Gillan and Quinton v. the United Kingdom (Application no. 4158/05)
A selection of key paragraph(s) can be found below the document.CASE-OF-GILLAN-AND-QUINTON-v.-THE-UNITED-KINGDOM
80. The Court notes at the outset that the senior police officer referred to in section 44(4) of the Act is empowered to authorise any constable in uniform to stop and search a pedestrian in any area specified by him within his jurisdiction if he “considers it expedient for the prevention of acts of terrorism”. However, “expedient” means no more than “advantageous” or “helpful”. There is no requirement at the authorisation stage that the stop and search power be considered “necessary” and therefore no requirement of any assessment of the proportionality of the measure. […]
83. Of still further concern is the breadth of the discretion conferred on the individual police officer. The officer is obliged, in carrying out the search, to comply with the terms of the Code. However, the Code governs essentially the mode in which the stop and search is carried out, rather than providing any restriction on the officer’s decision to stop and search. That decision is, as the House of Lords made clear, one based exclusively on the “hunch” or “professional intuition” of the officer concerned (see paragraph 23 above). Not only is it unnecessary for him to demonstrate the existence of any reasonable suspicion; he is not required even subjectively to suspect anything about the person stopped and searched. The sole proviso is that the search must be for the purpose of looking for articles which could be used in connection with terrorism, a very wide category which could cover many articles commonly carried by people in the streets. Provided the person concerned is stopped for the purpose of searching for such articles, the police officer does not even have to have grounds for suspecting the presence of such articles. As noted by Lord Brown in the House of Lords, the stop and search power provided for by section 44 “radically … departs from our traditional understanding of the limits of police power” (see paragraph 23 above).

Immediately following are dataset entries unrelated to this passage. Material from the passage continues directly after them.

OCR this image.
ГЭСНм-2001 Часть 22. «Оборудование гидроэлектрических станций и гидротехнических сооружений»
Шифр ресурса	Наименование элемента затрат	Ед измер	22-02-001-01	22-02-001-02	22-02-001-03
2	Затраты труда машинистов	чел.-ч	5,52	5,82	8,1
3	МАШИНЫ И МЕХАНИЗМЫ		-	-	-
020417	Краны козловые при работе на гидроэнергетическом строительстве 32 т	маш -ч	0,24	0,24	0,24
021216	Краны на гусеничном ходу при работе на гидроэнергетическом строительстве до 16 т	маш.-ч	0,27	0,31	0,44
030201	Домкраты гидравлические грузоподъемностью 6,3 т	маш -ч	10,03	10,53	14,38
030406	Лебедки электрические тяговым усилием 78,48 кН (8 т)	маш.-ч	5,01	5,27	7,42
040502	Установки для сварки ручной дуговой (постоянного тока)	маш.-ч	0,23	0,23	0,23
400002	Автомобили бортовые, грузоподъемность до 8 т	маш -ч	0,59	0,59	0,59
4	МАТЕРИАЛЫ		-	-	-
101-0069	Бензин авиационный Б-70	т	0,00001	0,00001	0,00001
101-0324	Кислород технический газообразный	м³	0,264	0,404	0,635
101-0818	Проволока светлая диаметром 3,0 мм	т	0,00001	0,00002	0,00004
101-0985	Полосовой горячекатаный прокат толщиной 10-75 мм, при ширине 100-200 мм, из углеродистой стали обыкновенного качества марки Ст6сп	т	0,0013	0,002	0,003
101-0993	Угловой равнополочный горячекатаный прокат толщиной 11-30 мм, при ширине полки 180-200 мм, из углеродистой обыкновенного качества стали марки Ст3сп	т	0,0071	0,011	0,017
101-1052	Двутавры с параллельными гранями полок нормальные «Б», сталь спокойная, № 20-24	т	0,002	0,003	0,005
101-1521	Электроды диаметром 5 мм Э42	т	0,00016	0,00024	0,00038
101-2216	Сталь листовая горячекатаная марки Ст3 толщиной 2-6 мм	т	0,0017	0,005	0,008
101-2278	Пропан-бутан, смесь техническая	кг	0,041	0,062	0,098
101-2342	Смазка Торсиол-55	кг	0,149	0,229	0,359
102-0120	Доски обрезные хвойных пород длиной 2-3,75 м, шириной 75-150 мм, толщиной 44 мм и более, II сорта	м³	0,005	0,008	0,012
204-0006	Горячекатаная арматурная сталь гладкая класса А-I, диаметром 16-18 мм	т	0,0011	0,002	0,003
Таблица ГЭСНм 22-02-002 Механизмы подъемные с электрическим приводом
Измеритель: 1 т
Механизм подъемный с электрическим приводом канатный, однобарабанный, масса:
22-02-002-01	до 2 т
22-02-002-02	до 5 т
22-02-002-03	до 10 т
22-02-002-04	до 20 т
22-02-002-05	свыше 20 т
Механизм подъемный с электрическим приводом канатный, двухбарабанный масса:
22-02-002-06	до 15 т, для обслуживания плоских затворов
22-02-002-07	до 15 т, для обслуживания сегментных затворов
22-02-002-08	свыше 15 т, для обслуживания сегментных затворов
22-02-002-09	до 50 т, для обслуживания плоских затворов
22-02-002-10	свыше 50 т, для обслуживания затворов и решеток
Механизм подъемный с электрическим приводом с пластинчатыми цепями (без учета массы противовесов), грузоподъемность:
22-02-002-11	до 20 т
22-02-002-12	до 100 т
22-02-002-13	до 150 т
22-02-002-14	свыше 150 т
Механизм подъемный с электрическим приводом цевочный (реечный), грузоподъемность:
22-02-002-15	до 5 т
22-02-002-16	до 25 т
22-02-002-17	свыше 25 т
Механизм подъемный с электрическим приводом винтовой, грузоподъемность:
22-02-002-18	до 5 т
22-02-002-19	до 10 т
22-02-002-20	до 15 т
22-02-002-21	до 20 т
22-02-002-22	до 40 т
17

85. In the Court’s view, there is a clear risk of arbitrariness in the grant of such a broad discretion to the police officer. While the present cases do not concern black applicants or those of Asian origin, the risks of the discriminatory use of the powers against such persons is a very real consideration, as the judgments of Lord Hope, Lord Scott and Lord Brown recognised. The available statistics show that black and Asian persons are disproportionately affected by the powers, although the Independent Reviewer has also noted, in his most recent report, that there has also been a practice of stopping and searching white people purely to produce greater racial balance in the statistics (see paragraphs 43-44 above). There is, furthermore, a risk that such a widely framed power could be misused against demonstrators and protestors in breach of Article 10 and/or 11 of the Convention.
86. The Government argue that safeguards against abuse are provided by the right of an individual to challenge a stop and search by way of judicial review or an action in damages. But the limitations of both actions are clearly demonstrated by the present case. In particular, in the absence of any obligation on the part of the officer to show a reasonable suspicion, it is likely to be difficult if not impossible to prove that the power was improperly exercised.
87. In conclusion, the Court considers that the powers of authorisation and confirmation as well as those of stop and search under sections 44 and 45 of the 2000 Act are neither sufficiently circumscribed nor subject to adequate legal safeguards against abuse. They are not, therefore, “in accordance with the law” and it follows that there has been a violation of Article 8 of the Convention.